Hemodynamic management during off-pump coronary artery bypass surgery: a narrative review of proper targets for safe execution and troubleshooting

Abstract

Off-pump coronary surgery requires mechanical cardiac displacement, which results in bi-ventricular systolic and diastolic dysfunction. Although transient, subsequent hemodynamic deterioration can be associated with poor prognosis and, in extreme cases, emergency conversion to on-pump surgery, which is associated with high morbidity and mortality. Thus, appropriate decision-making regarding whether the surgery can be proceeded based on objective hemodynamic targets is essential before coronary arteriotomy. For adequate hemodynamic management, avoiding myocardial oxygen supply-demand imbalance, which includes maintaining mean arterial pressure above 70 mmHg and preventing an increase in oxygen demand beyond the patient's coronary reserve, must be prioritized. Maintaining mixed venous oxygen saturation above 60%, which reflects the lower limit of adequate global oxygen supply-demand balance, is also essential. Above all, severe mechanical cardiac displacement incurring compressive syndromes, which cannot be overcome by adjusting major determinants of cardiac output, should be avoided. An uncompromising form of cardiac constraint can be ruled out as long as the central venous pressure is not equal to or greater than the pulmonary artery diastolic (or occlusion) pressure, as this would reflect tamponade physiology. In addition, transesophageal echocardiography should be conducted to rule out mechanical cardiac displacement-induced ventricular interdependence, dyskinesia, severe mitral regurgitation, and left ventricular outflow tract obstruction with or without systolic motion of the anterior leaflet of the mitral valve, which cannot be tolerated during grafting. Finally, the ascending aorta should be carefully inspected for gas bubbles to prevent hemodynamic collapse caused by a massive gas embolism obstructing the right coronary ostium.

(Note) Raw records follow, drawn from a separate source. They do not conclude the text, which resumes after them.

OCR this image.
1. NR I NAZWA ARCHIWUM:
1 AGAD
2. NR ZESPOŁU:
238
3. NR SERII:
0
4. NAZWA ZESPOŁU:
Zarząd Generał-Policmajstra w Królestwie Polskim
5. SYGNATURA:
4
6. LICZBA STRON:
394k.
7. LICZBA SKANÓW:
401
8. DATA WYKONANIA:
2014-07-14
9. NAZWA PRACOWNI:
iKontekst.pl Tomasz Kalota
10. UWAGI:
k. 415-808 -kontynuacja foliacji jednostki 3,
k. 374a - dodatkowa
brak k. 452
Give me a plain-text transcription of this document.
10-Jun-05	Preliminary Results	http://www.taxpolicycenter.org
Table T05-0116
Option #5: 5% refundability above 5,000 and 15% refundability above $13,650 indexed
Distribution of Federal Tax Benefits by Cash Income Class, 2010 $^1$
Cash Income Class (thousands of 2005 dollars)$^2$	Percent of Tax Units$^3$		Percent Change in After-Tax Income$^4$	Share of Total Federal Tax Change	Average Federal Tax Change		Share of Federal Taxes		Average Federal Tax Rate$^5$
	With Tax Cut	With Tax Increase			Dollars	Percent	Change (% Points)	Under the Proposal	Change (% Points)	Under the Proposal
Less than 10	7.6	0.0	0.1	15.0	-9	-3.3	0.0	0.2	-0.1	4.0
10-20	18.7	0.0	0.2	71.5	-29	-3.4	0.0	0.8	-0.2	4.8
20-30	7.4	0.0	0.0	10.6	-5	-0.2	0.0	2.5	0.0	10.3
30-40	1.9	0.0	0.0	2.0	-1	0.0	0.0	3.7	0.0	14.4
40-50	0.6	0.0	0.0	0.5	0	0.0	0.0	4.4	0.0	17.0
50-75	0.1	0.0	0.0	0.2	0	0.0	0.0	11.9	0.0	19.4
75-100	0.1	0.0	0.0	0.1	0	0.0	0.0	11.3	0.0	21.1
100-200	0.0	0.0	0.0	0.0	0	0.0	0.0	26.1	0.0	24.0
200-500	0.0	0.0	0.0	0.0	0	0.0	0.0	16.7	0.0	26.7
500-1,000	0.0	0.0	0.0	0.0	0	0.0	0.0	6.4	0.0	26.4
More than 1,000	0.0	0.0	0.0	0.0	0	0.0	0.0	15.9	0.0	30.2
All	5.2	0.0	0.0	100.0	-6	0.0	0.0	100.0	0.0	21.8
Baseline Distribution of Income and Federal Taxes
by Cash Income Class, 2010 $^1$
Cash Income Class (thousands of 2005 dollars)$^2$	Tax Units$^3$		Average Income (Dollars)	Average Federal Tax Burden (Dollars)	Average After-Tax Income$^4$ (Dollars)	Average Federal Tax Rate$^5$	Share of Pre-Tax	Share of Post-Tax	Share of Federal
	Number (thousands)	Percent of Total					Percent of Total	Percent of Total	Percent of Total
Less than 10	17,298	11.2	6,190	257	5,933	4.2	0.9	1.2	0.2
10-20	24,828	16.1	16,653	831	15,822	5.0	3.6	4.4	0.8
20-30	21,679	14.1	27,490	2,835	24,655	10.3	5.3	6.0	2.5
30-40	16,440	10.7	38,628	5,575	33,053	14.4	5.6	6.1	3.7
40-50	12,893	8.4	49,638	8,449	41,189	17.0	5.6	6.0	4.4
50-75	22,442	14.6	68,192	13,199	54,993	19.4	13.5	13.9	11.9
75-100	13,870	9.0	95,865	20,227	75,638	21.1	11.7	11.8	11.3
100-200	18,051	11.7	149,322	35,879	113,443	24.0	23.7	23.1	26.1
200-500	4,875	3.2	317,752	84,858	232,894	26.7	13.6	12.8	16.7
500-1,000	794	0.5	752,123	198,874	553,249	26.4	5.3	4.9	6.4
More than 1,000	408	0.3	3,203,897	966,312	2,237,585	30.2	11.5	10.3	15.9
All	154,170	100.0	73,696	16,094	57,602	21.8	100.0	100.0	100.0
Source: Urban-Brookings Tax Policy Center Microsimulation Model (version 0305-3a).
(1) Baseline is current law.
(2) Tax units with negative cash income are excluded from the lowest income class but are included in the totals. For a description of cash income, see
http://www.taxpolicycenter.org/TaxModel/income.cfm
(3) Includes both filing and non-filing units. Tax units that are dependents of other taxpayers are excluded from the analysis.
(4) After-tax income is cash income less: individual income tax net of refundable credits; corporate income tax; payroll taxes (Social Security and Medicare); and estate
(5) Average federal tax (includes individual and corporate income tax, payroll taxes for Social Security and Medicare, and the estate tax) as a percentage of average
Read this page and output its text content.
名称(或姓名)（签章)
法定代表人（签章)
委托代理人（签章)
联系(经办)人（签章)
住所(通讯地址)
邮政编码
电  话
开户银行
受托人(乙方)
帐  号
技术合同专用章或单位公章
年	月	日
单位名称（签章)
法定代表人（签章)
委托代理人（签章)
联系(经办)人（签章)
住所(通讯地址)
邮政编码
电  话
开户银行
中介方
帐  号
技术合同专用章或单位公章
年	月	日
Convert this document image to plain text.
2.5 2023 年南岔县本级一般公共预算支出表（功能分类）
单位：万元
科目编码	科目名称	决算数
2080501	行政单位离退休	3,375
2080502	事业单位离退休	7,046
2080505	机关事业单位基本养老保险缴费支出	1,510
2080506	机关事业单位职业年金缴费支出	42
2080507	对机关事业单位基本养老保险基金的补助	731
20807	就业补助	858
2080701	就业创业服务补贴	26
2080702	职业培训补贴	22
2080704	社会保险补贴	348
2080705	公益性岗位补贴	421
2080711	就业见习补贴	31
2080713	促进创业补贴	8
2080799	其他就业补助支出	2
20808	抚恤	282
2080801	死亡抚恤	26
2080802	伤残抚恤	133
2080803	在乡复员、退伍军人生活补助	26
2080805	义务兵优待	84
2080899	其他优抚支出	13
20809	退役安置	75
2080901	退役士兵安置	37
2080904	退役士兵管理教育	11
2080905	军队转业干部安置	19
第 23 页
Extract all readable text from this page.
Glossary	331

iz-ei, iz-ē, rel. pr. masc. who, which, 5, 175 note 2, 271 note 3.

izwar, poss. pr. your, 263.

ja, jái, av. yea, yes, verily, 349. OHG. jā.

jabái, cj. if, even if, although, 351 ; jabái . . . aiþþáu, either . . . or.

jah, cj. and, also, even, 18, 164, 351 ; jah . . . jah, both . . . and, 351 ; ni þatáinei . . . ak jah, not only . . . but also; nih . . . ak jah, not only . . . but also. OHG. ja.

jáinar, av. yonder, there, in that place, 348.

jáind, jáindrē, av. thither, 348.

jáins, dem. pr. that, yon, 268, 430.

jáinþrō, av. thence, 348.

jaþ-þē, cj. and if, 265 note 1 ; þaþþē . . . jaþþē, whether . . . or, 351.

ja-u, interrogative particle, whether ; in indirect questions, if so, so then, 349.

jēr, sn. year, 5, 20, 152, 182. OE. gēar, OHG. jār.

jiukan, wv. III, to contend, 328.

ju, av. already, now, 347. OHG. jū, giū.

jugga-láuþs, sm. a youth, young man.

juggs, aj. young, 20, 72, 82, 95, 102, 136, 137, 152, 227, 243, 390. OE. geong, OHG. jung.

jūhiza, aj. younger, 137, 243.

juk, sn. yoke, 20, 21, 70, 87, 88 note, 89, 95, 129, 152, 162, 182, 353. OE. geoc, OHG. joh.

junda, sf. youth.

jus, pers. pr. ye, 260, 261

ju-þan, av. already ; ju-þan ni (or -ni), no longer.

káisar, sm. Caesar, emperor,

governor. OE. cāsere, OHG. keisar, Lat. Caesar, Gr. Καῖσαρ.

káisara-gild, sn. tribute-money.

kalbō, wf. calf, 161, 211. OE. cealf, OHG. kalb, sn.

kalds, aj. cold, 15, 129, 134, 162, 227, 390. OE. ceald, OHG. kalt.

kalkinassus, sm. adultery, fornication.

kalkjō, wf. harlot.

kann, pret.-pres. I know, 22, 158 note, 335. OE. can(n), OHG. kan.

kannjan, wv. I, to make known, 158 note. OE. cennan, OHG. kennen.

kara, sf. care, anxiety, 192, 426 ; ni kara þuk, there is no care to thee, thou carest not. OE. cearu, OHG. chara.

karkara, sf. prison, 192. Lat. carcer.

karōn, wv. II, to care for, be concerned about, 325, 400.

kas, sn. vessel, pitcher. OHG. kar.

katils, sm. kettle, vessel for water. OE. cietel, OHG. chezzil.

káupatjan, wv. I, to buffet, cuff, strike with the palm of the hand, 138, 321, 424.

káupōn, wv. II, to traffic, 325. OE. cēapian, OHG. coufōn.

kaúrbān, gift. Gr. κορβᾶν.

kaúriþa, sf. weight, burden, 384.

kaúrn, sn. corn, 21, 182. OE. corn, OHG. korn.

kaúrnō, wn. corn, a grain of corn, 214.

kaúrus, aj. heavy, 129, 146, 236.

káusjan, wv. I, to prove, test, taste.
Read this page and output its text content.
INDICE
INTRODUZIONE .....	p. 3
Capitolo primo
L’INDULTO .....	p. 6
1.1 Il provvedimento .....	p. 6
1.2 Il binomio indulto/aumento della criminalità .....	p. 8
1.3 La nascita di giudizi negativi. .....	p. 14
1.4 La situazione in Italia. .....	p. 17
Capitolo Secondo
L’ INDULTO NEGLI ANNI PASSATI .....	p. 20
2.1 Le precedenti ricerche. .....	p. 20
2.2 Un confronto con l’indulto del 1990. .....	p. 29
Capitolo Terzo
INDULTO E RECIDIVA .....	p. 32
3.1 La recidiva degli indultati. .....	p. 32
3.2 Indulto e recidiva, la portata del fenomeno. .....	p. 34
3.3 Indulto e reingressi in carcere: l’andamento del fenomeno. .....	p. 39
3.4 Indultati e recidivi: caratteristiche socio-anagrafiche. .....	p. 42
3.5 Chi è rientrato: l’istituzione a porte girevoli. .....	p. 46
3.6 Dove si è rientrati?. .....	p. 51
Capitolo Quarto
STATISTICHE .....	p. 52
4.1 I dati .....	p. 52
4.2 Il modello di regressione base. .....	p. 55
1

Keywords: Cardiac tamponade; Hemodynamic monitoring; Mixed venous oxygen saturation; Off-pump coronary artery bypass; Swan-ganz catheterization; Transesophageal echocardiography..

Fig. 1.

Continuous-wave Doppler assessment of the pulmonary artery. Note that the Doppler beam is aligned parallel to the main pulmonary artery (arrow) in this upper-esophageal aortic arch short axis view. Peak flow velocity (dotted line, 1.5 m/s) indicates mild degree of stenosis.

Fig. 2.

Changes in the pulmonary artery waveform resulting from myocardial ischemia. (A) Pulmonary artery occlusion pressure waveform. (B) Superimposition of the accentuated A, C, and V waves by decreased LV compliance with or without mitral regurgitation on the normal pulmonary artery waveform.

Fig. 3.

Management algorithm based on monitoring targets following mechanical cardiac displacement. PAC: pulmonary artery catheter, CVP: central venous pressure, PADP: pulmonary artery diastolic pressure, PAOP: pulmonary artery occlusion pressure, TEE: transesophageal echocardiography, MR: mitral regurgitation, LVOTO: left ventricular outflow tract obstruction, SvO₂: mixed venous oxygen saturation, MAP: mean arterial pressure, ECG: electrocardiography, IVC: inferior vena cava, bpm: beats per minute. ^*Consider continuation depending on the expertise of the team if SvO₂ is above 50% but below 60% after repeated efforts for optimization.